We retrieved patient data from the Integrated Medical Database at a university-affiliated tertiary medical center from 2006 to 2018. Patients with cholestatic disease were identified using liver-disease-specific International Classification of Diseases codes. A total of 47 clinical and laboratory parameters were used for ML for predicting a positive genetic disease, defined by a disease-specific genetic diagnosis matched with phenotype. Four distinct classifiers: Logistic regression, XGBoost (XGB), LightGBM (LGBM), and Random Forests were utilized to build the models.
From a patient pool of 1845, 1008 infants below 1 year of age diagnosed with cholestatic liver disease were included in the analysis. A comprehensive set of 47 pertinent clinical and laboratory features was incorporated for training the ML models. We built five sets of models (Model 1-5), yielding an area under the receiver operating characteristic curve of 0.869, 0.884, 0.855, 0.852, and 0.836, respectively. A JADE-B model was built using 20 simple and widely accessible clinical parameters at disease onset, up to 1 month, to predict patients with genetic disorders.
The machine learning model prioritizes cholestatic infants for the allocation of genetic diagnostic tools and patient referrals, as well as optimizes the utilization of genetic diagnostic resources.
婴儿胆汁淤积症给儿科肝病学家带来了复杂的临床难题,需要及时诊断,尤其是对于遗传疾病。本研究旨在创建基于机器学习(ML)的预测模型,即婴儿黄疸简易诊断模型(JADE - B),以识别易患胆汁淤积症遗传病因的患者。

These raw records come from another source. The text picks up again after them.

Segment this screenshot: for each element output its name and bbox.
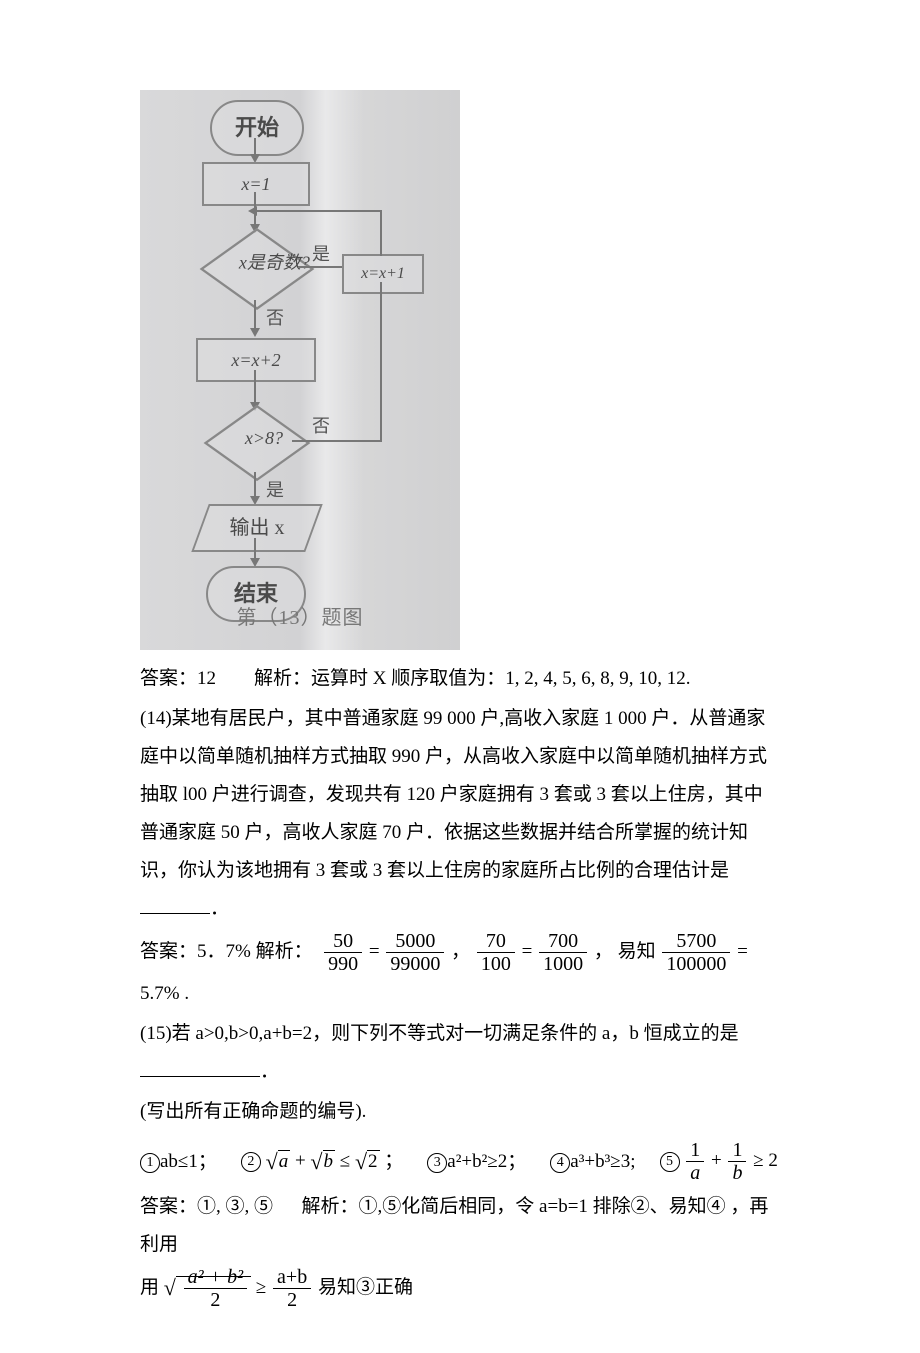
flow-decision-odd-label: x是奇数? [239, 245, 293, 281]
flow-arrow [254, 472, 256, 498]
q14-period: ． [210, 898, 229, 919]
frac-num: 50 [324, 930, 362, 953]
q13-answer: 12 [197, 668, 216, 689]
frac-den: 1000 [539, 953, 587, 975]
q15-exp2-line: 用 a² + b²2 ≥ a+b2 易知③正确 [140, 1266, 780, 1311]
flow-label-no: 否 [266, 300, 284, 336]
opt2-rad-2: 2 [367, 1150, 380, 1172]
frac-num: 5700 [662, 930, 730, 953]
flow-arrow [254, 370, 256, 404]
q14-text: (14)某地有居民户，其中普通家庭 99 000 户,高收入家庭 1 000 户… [140, 700, 780, 928]
rhs-num: a+b [273, 1266, 311, 1289]
q15-blank [140, 1057, 260, 1077]
explain-label: 解析： [256, 941, 313, 962]
flow-start: 开始 [210, 100, 304, 156]
flow-arrow [254, 538, 256, 560]
frac-num: 70 [477, 930, 515, 953]
flow-arrow [292, 440, 382, 442]
q14-frac5: 5700100000 [662, 930, 730, 975]
q15-text: (15)若 a>0,b>0,a+b=2，则下列不等式对一切满足条件的 a，b 恒… [140, 1015, 780, 1091]
opt5-tail: ≥ 2 [753, 1150, 778, 1171]
q15-bigsqrt: a² + b²2 [164, 1266, 251, 1311]
frac-den: 99000 [386, 953, 444, 975]
rad-num: a² + b² [184, 1266, 248, 1289]
opt4-text: a³+b³≥3; [570, 1151, 635, 1172]
q15-opt5: 5 1a + 1b ≥ 2 [660, 1139, 778, 1184]
flow-arrow [380, 282, 382, 442]
opt5-den1: a [686, 1162, 704, 1184]
explain-label: 解析： [302, 1196, 359, 1217]
flow-label-no2: 否 [312, 408, 330, 444]
opt5-den2: b [728, 1162, 746, 1184]
frac-den: 100000 [662, 953, 730, 975]
flowchart-caption: 第（13）题图 [140, 598, 460, 638]
flow-arrow [298, 266, 342, 268]
q15-rhs-frac: a+b2 [273, 1266, 311, 1311]
q14-frac3: 70100 [477, 930, 515, 975]
frac-num: 5000 [386, 930, 444, 953]
q15-answer-line: 答案：①, ③, ⑤ 解析：①,⑤化简后相同，令 a=b=1 排除②、易知④ ，… [140, 1188, 780, 1264]
q13-answer-line: 答案：12 解析：运算时 X 顺序取值为：1, 2, 4, 5, 6, 8, 9… [140, 660, 780, 698]
q15-opt2: 2 a + b ≤ 2 ； [241, 1140, 403, 1184]
geq: ≥ [256, 1277, 266, 1298]
q15-period: ． [260, 1061, 279, 1082]
q15-num: (15) [140, 1023, 172, 1044]
flowchart-figure: 开始 x=1 x是奇数? 是 x=x+1 否 x=x+2 x>8? 否 是 [140, 90, 460, 650]
q14-blank [140, 894, 210, 914]
opt5-num1: 1 [686, 1139, 704, 1162]
opt1-text: ab≤1； [160, 1151, 217, 1172]
flow-label-yes2: 是 [266, 472, 284, 508]
rad-den: 2 [184, 1289, 248, 1311]
q15-exp2: 易知③正确 [318, 1277, 413, 1298]
flow-decision-gt8-label: x>8? [239, 420, 289, 456]
q15-opt1: 1ab≤1； [140, 1143, 217, 1181]
flow-arrow [256, 210, 382, 212]
q14-frac1: 50990 [324, 930, 362, 975]
q13-explain: 运算时 X 顺序取值为：1, 2, 4, 5, 6, 8, 9, 10, 12. [311, 668, 690, 689]
q14-body: 某地有居民户，其中普通家庭 99 000 户,高收入家庭 1 000 户．从普通… [140, 708, 767, 881]
flow-inc1: x=x+1 [342, 254, 424, 294]
q15-note: (写出所有正确命题的编号). [140, 1093, 780, 1131]
flow-output-label: 输出 x [202, 508, 312, 548]
flow-output: 输出 x [191, 504, 322, 552]
answer-label: 答案： [140, 1196, 197, 1217]
opt2-tail: ； [384, 1150, 403, 1171]
opt3-text: a²+b²≥2； [447, 1151, 526, 1172]
flow-init: x=1 [202, 162, 310, 206]
q15-opt3: 3a²+b²≥2； [427, 1143, 526, 1181]
q15-body: 若 a>0,b>0,a+b=2，则下列不等式对一切满足条件的 a，b 恒成立的是 [172, 1023, 739, 1044]
q14-num: (14) [140, 708, 172, 729]
rhs-den: 2 [273, 1289, 311, 1311]
flow-decision-odd: x是奇数? [200, 228, 315, 310]
flow-arrow [254, 300, 256, 330]
flow-inc2: x=x+2 [196, 338, 316, 382]
q15-options: 1ab≤1； 2 a + b ≤ 2 ； 3a²+b²≥2； 4a³+b³≥3;… [140, 1139, 780, 1184]
opt2-rad-a: a [278, 1150, 291, 1172]
q14-answer-line: 答案：5．7% 解析： 50990 = 500099000 ， 70100 = … [140, 930, 780, 1013]
flow-arrowhead [248, 206, 257, 216]
flow-decision-gt8: x>8? [204, 405, 311, 481]
q15-answer: ①, ③, ⑤ [197, 1196, 273, 1217]
opt5-num2: 1 [728, 1139, 746, 1162]
frac-num: 700 [539, 930, 587, 953]
q14-answer: 5．7% [197, 941, 251, 962]
flow-arrowhead [250, 328, 260, 337]
q14-mid: ， 易知 [594, 941, 656, 962]
flow-arrow [380, 210, 382, 256]
opt2-rad-b: b [323, 1150, 336, 1172]
frac-den: 990 [324, 953, 362, 975]
answer-label: 答案： [140, 941, 197, 962]
q14-frac4: 7001000 [539, 930, 587, 975]
answer-label: 答案： [140, 668, 197, 689]
frac-den: 100 [477, 953, 515, 975]
explain-label: 解析： [254, 668, 311, 689]
q14-frac2: 500099000 [386, 930, 444, 975]
q15-opt4: 4a³+b³≥3; [550, 1143, 635, 1181]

我们从一所大学附属三级医疗中心的综合医学数据库中检索了2006年至2018年的患者数据。使用特定肝病的国际疾病分类代码识别胆汁淤积性疾病患者。总共47个临床和实验室参数用于机器学习,以预测由与表型匹配的疾病特异性基因诊断定义的阳性遗传疾病。利用四种不同的分类器:逻辑回归、XGBoost(XGB)、LightGBM(LGBM)和随机森林来构建模型。
在1845名患者中,1008名1岁以下诊断为胆汁淤积性肝病的婴儿被纳入分析。纳入了一套全面的47个相关临床和实验室特征用于训练机器学习模型。我们构建了五组模型(模型1 - 5),其受试者操作特征曲线下面积分别为0.869、0.884、0.855、0.852和0.836。使用疾病发作时(发病后1个月内)20个简单且易于获取的临床参数构建了JADE - B模型,以预测患有遗传疾病的患者。
机器学习模型优先为胆汁淤积性婴儿分配基因诊断工具和患者转诊,并优化基因诊断资源的利用。